The U.S. Centers for Disease Control and Prevention has taken a similar position.
“Airborne transmission from person-to-person over long distances is unlikely,” the government agency’s website says.
And medical experts cite the lack of evidence and documentation that virus droplets can float in the air in real-life scenarios.
It’s unclear how long coronavirus-infected droplets remain in the air, but another recent Chinese study to be published in the journal Nature found that adequate ventilation dramatically reduced floating virus particles. The study, conducted at two Wuhan hospitals, found higher concentration of those particles in places with high foot traffic and in bathrooms that were not ventilated.

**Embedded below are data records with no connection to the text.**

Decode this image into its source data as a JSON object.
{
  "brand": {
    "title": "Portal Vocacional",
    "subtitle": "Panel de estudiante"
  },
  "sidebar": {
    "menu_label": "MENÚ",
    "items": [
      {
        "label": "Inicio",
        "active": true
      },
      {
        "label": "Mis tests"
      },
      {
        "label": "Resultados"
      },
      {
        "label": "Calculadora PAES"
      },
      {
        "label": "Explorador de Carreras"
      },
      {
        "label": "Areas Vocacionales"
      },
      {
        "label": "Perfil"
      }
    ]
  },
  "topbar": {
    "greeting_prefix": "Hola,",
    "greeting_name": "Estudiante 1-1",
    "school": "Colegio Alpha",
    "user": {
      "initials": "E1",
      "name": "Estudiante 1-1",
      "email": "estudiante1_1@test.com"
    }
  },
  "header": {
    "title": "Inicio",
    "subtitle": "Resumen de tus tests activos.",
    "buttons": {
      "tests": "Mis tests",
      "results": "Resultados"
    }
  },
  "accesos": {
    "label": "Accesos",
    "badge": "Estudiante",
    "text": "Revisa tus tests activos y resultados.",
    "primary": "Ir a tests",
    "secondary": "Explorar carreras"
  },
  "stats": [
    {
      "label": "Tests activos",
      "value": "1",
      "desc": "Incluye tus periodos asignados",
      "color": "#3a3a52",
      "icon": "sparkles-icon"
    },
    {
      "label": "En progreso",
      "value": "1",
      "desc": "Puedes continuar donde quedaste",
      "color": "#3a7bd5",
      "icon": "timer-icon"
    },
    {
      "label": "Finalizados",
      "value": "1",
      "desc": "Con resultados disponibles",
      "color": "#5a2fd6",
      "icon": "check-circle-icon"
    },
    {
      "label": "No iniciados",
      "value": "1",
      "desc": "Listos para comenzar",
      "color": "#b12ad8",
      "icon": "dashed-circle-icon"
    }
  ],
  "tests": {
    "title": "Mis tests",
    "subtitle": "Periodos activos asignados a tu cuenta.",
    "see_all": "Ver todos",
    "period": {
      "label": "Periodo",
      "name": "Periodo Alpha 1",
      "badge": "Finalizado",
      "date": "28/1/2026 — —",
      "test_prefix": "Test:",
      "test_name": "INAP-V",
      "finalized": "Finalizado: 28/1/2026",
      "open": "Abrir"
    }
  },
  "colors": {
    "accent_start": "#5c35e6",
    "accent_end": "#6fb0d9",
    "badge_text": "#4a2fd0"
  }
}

A Tulane School of Medicine research team specializing in infectious disease aerobiology recently studied COVID-19 in aerosol form and concluded that in a controlled laboratory setting, the virus maintained its ability to cause infection even after 16 hours in the air.
“There is a growing body of evidence that people can be infected by airborne transmission,” Dr. Chad Roy, one of the authors of the study, told ABC News.
Milton told ABC News that while there is specific scientific criteria to classify a virus as being airborne — which coronavirus is not currently — the suspicion that it could travel farther in the air than currently known in the real world, depending on the ventilation in the room, is concerning enough.
Kevin Van Der Wymelenberg, who runs an institute at the University of Oregon focused on creating buildings supportive of human health, said that while the U.S. looks to reopen the economy, people need to apply similar thinking and planning as they reopen buildings, from increasing air exchange rates within commercial buildings so more outside, fresh air is pumped in, to simply opening a window and accessing sunlight.
In the future, he says technology will play a key role in making buildings safer, with enhanced filtration systems and real-time monitoring for airborne microbes.
Diluting indoor air is key, said Van Den Wymelenberg, because it affects the concentration of potential viruses in the air, as the minimum infective dose of the aerosolized virus is still unknown.
“It is very difficult to entirely avoid aerosolized exposure, but you can increase air exchange rate and the degree to which you are filtering air, but there is no perfect system,” he said, adding that unfortunately, it is very common within commercial buildings for indoor air to be recirculated.
There are approximately 600,000 restaurants in the U.S. The industry’s trade group, the National Restaurant Association, told ABC News they are aware of the Chinese study but are following U.S. CDC recommendations. They provided a 10-page “reopening guidance” book that is sent to all their members. It does not mention ventilation or air quality concerns.
Roy said he thinks indoor places like restaurants should take the possibility of viral spread propelled by airflow seriously.
“Yes, it is possible,” said Dr. Roy. “It’s my hope that leadership will consider this study.”
Milton agreed, and also encouraged public health officials to begin addressing the concern.
“There’s a lot we can do to prevent it and in many ways there’s much more we can do than just hand washing,” he said. “Rather than be afraid of this we need to be open about it, talk about it, and get over the fear and help people understand.”